05th Feb 2004
Uh, Let’s Not Forget Domestic Terrorism
I just found rather randomly this story on CNN’s site (reported by AP, no less):
William Krar and Judith Bruey assembled a frightening arsenal in three rented storage units in this East Texas town, and federal authorities are trying to figure out why.
A raid in April found nearly two pounds of a cyanide compound and other chemicals that could create enough poisonous gas to kill everyone inside a space as large as a big-chain bookstore or a small-town civic center.
Authorities also discovered nearly half a million rounds of ammunition, more than 60 pipe bombs, machine guns, silencers and remote-controlled bombs disguised as briefcases, plus pamphlets on how to make chemical weapons, and anti-Semitic, anti-black and anti-government books.
The findings have led to one of the most extensive domestic-terrorism investigations since the 1995 Oklahoma City bombing.
Seems odd that relative news junkie that I am, I never heard any other mention of this that I can recall. I search of NPR’s archive comes up with nothing and searching the NYT’s site back a year (the bust was in last April, though CNN’s AP report appeared only a week ago) yields only one Op-Ed piece.
Sure seems like a story worth reporting, to me.

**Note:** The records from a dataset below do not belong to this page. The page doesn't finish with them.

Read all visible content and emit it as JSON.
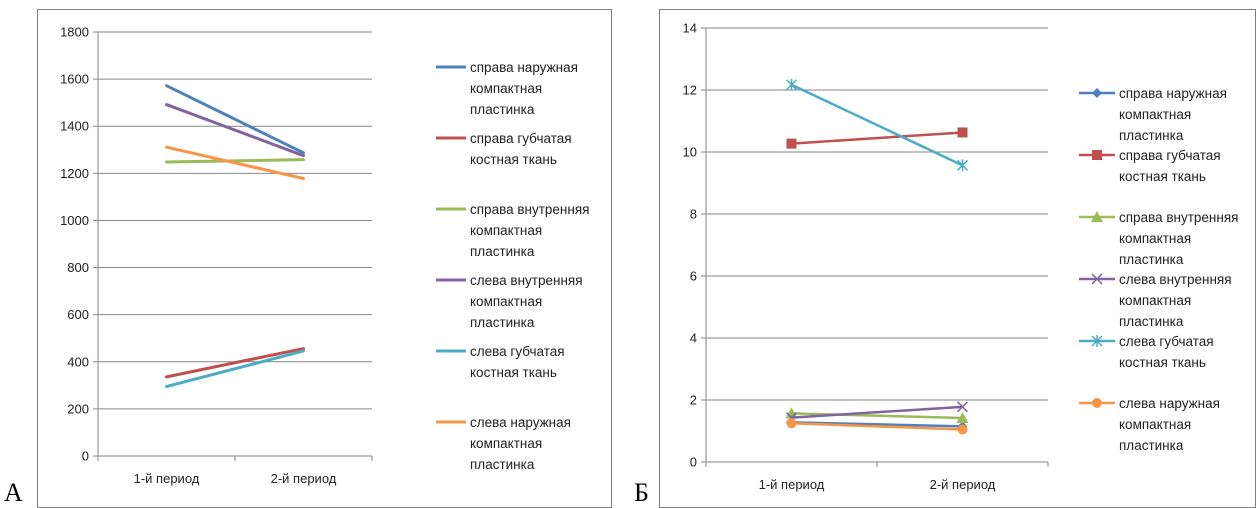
{
  "panels": [
    {
      "letter": "А",
      "chart_data": {
        "type": "line",
        "categories": [
          "1-й период",
          "2-й период"
        ],
        "ylim": [
          0,
          1800
        ],
        "yticks": [
          0,
          200,
          400,
          600,
          800,
          1000,
          1200,
          1400,
          1600,
          1800
        ],
        "grid": true,
        "markers": false,
        "legend_position": "right",
        "series": [
          {
            "name": [
              "справа наружная",
              "компактная",
              "пластинка"
            ],
            "color": "#4f81bd",
            "values": [
              1572,
              1287
            ]
          },
          {
            "name": [
              "справа губчатая",
              "костная ткань"
            ],
            "color": "#c0504d",
            "values": [
              336,
              456
            ]
          },
          {
            "name": [
              "справа внутренняя",
              "компактная",
              "пластинка"
            ],
            "color": "#9bbb59",
            "values": [
              1248,
              1258
            ]
          },
          {
            "name": [
              "слева внутренняя",
              "компактная",
              "пластинка"
            ],
            "color": "#8064a2",
            "values": [
              1492,
              1275
            ]
          },
          {
            "name": [
              "слева губчатая",
              "костная ткань"
            ],
            "color": "#4bacc6",
            "values": [
              295,
              446
            ]
          },
          {
            "name": [
              "слева наружная",
              "компактная",
              "пластинка"
            ],
            "color": "#f79646",
            "values": [
              1311,
              1178
            ]
          }
        ]
      }
    },
    {
      "letter": "Б",
      "chart_data": {
        "type": "line",
        "categories": [
          "1-й период",
          "2-й период"
        ],
        "ylim": [
          0,
          14
        ],
        "yticks": [
          0,
          2,
          4,
          6,
          8,
          10,
          12,
          14
        ],
        "grid": true,
        "markers": true,
        "legend_position": "right",
        "series": [
          {
            "name": [
              "справа наружная",
              "компактная",
              "пластинка"
            ],
            "color": "#4f81bd",
            "marker": "diamond",
            "values": [
              1.28,
              1.15
            ]
          },
          {
            "name": [
              "справа губчатая",
              "костная ткань"
            ],
            "color": "#c0504d",
            "marker": "square",
            "values": [
              10.27,
              10.63
            ]
          },
          {
            "name": [
              "справа внутренняя",
              "компактная",
              "пластинка"
            ],
            "color": "#9bbb59",
            "marker": "triangle",
            "values": [
              1.57,
              1.42
            ]
          },
          {
            "name": [
              "слева внутренняя",
              "компактная",
              "пластинка"
            ],
            "color": "#8064a2",
            "marker": "x",
            "values": [
              1.43,
              1.78
            ]
          },
          {
            "name": [
              "слева губчатая",
              "костная ткань"
            ],
            "color": "#4bacc6",
            "marker": "star",
            "values": [
              12.17,
              9.57
            ]
          },
          {
            "name": [
              "слева наружная",
              "компактная",
              "пластинка"
            ],
            "color": "#f79646",
            "marker": "circle",
            "values": [
              1.25,
              1.05
            ]
          }
        ]
      }
    }
  ]
}
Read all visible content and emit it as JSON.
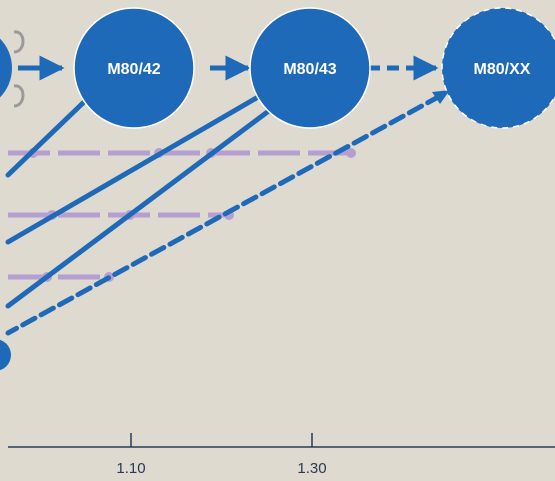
{
  "nodes": [
    {
      "id": "m80-42",
      "label": "M80/42"
    },
    {
      "id": "m80-43",
      "label": "M80/43"
    },
    {
      "id": "m80-xx",
      "label": "M80/XX"
    }
  ],
  "axis": {
    "ticks": [
      {
        "label": "1.10"
      },
      {
        "label": "1.30"
      }
    ]
  },
  "colors": {
    "background": "#dedad0",
    "node_fill": "#1f6ab8",
    "node_stroke": "#ffffff",
    "arrow": "#1f6ab8",
    "lilac": "#b59fd0",
    "axis": "#2a3a55"
  }
}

This, BTW, was the story I was looking for, a Fox report that U.S. troops in Iraq have found a seven-pound block of extremely toxic cyanide salt in the safehouse of Abu Musab Zarqawi, the Iraqi poisons specialist affiliated with Al Qaeda. I was looking to see if anyone else corroborated the report, as, granted, Fox is a bit suspect. Nothing on Google News yet. But then, if we don’t report a couple of Americans with enough toxins and explosives to level part of Texas, I’m not sure I’m surprised that more of the mainstream press isn’t yet on this Iraqi weasons (dare of say “of mass destruction”?) cache.